8 Marzo 2023 - 8.36

L’8 marzo delle donne che non lo possono festeggiare

Oggi è l’8 marzo, e come ogni anno gli schermi degli smartphone saranno inondati da immagini di fiori, di cuori, di frasi ridondanti e retoriche, in un tripudio di giallo, perché giallo è il colore della mimosa, fiore simbolo della Festa della donna.

Ormai tutto si è ridotto ad uno stanco rito, una stucchevole liturgia a cadenza annuale in cui le donne, ovviamente solo quelle che hanno la fortuna di vivere nel mondo libero, vengono omaggiate con fiori e cioccolatini, in cui attempate femministe d’altri tempi si concedono serate di “libera uscita” scimmiottando le modalità predatorie maschili, in cui si ripetono sequenze monotone di cerimonie ridotte e gesti rituali consunti ed abitudinari.

Diciamola tutta: l’8 marzo non è la “Festa della donna“.

Si chiama così solo in Italia; nel resto del mondo viene celebrata la “Giornata internazionale della donna”, che ai suoi albori aveva un potente significato politico e sociale, disperso ed annegato progressivamente nella supremazia del mercato e nella logica del profitto.

Cosa fare allora? Non celebrare più l’8 marzo?

No, non è questo a cui penso.

Io credo che questa ricorrenza, e vedete che evito di chiamarla “Festa”, debba essere dedicata a tutte quelle donne, e sono tanti milioni, che l’8 marzo non possono festeggiarlo, perché vivono oppresse in società in cui nascere donna rappresenta un accidente negativo del destino.

Facendo un rapido conto, sono sicuramente la maggioranza i Paesi, (dall’Asia, all’Africa, all’America latina) in cui i diritti delle donne sono negati e calpestati, in cui sono considerati la norma atti persecutori o stalking, in cui vige il divieto di intraprendere attività lavorative esterne all’ambiente domestico, il divieto di possedere un patrimonio, l’aborto selettivo, le mutilazioni genitali, i matrimoni coatti, per non parlare di omicidi, stupri e istigazioni al suicidio.

Non per fare una selezione inaccettabile sotto ogni aspetto, ma per non scrivere un’enciclopedia dell’orrore, mi soffermo solo su due realtà che sentiamo in qualche modo vicine, perché le cronache ce ne riferiscono continuamente, e parlo dell’Iran e dell’Afghanistan.
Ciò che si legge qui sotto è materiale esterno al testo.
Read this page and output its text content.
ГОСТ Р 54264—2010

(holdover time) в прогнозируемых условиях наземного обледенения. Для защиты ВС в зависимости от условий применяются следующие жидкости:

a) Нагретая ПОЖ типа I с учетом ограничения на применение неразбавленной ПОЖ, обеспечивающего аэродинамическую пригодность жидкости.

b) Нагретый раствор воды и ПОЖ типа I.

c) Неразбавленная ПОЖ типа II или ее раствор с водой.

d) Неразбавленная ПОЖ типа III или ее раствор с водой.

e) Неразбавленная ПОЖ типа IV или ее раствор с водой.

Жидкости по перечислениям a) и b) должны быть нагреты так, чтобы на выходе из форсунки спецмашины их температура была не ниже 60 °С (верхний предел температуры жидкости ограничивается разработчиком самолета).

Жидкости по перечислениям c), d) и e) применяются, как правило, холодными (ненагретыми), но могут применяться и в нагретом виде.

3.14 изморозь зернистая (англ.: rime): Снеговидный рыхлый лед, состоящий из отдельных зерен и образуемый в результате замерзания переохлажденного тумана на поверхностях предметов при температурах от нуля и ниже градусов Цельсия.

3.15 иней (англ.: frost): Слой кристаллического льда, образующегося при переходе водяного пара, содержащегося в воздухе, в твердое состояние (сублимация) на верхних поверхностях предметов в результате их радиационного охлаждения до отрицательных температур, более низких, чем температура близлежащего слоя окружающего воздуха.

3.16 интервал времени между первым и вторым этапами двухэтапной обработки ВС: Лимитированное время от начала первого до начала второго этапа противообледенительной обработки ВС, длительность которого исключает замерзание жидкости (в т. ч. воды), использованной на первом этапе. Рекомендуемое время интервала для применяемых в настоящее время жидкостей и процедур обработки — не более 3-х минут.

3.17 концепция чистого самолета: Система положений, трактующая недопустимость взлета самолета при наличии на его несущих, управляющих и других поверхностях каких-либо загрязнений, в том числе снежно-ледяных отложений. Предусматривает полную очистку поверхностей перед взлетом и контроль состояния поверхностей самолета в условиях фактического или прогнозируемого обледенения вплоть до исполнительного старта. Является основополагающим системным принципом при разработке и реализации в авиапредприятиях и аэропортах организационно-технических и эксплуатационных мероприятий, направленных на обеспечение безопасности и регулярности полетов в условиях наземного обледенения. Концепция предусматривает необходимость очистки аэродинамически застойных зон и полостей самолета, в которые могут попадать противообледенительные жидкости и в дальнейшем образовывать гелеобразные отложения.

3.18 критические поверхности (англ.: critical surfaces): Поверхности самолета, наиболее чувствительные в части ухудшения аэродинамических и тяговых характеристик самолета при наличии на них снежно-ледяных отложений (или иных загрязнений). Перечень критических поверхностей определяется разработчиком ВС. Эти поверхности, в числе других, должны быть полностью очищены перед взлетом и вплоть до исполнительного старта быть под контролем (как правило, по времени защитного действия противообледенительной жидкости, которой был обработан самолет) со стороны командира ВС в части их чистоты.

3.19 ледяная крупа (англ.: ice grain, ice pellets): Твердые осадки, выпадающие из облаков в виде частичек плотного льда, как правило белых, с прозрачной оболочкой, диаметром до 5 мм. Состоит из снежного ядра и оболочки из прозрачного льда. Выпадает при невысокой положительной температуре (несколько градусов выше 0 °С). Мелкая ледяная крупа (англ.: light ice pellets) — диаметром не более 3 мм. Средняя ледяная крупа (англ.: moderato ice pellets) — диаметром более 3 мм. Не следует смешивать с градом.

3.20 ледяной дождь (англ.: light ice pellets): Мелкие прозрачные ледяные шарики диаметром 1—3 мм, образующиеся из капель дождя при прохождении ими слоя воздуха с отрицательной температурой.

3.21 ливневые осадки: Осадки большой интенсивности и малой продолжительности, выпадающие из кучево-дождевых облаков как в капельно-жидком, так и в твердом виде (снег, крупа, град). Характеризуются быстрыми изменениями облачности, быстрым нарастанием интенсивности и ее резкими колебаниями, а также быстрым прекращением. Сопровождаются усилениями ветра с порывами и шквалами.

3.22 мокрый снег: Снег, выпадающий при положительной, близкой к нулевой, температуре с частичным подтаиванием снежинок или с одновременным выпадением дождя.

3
E partiamo dall’Iran in cui la furia repressiva, finalizzata a bloccare le legittime proteste di piazza contro il regime liberticida e sanguinario degli Ayatollah, è arrivata ad avvelenare le scuole femminili, a partire dalla città santa di Qom.

Le notizie trapelate riferiscono di centinaia di avvelenamenti fra le bambine delle scuole femminili iraniane, con i primi casi segnalati già a novembre dell’anno scorso. È difficile trovare in rete fonti e testimonianze dirette. Un’insegnante anonima, ripresa da più parti, avrebbe raccontato che «delle 250 giovani della mia scuola, continuano a venire in aula solo in 50». 

Il fine dei “custodi dell’ordine morale e religioso” è chiaro, e nella loro ottica criminale l’operazione di avvelenamento sarebbe finalizzata ad escludere le bambine e le ragazze dall’istruzione, così come avviene nel vicino Afghanistan.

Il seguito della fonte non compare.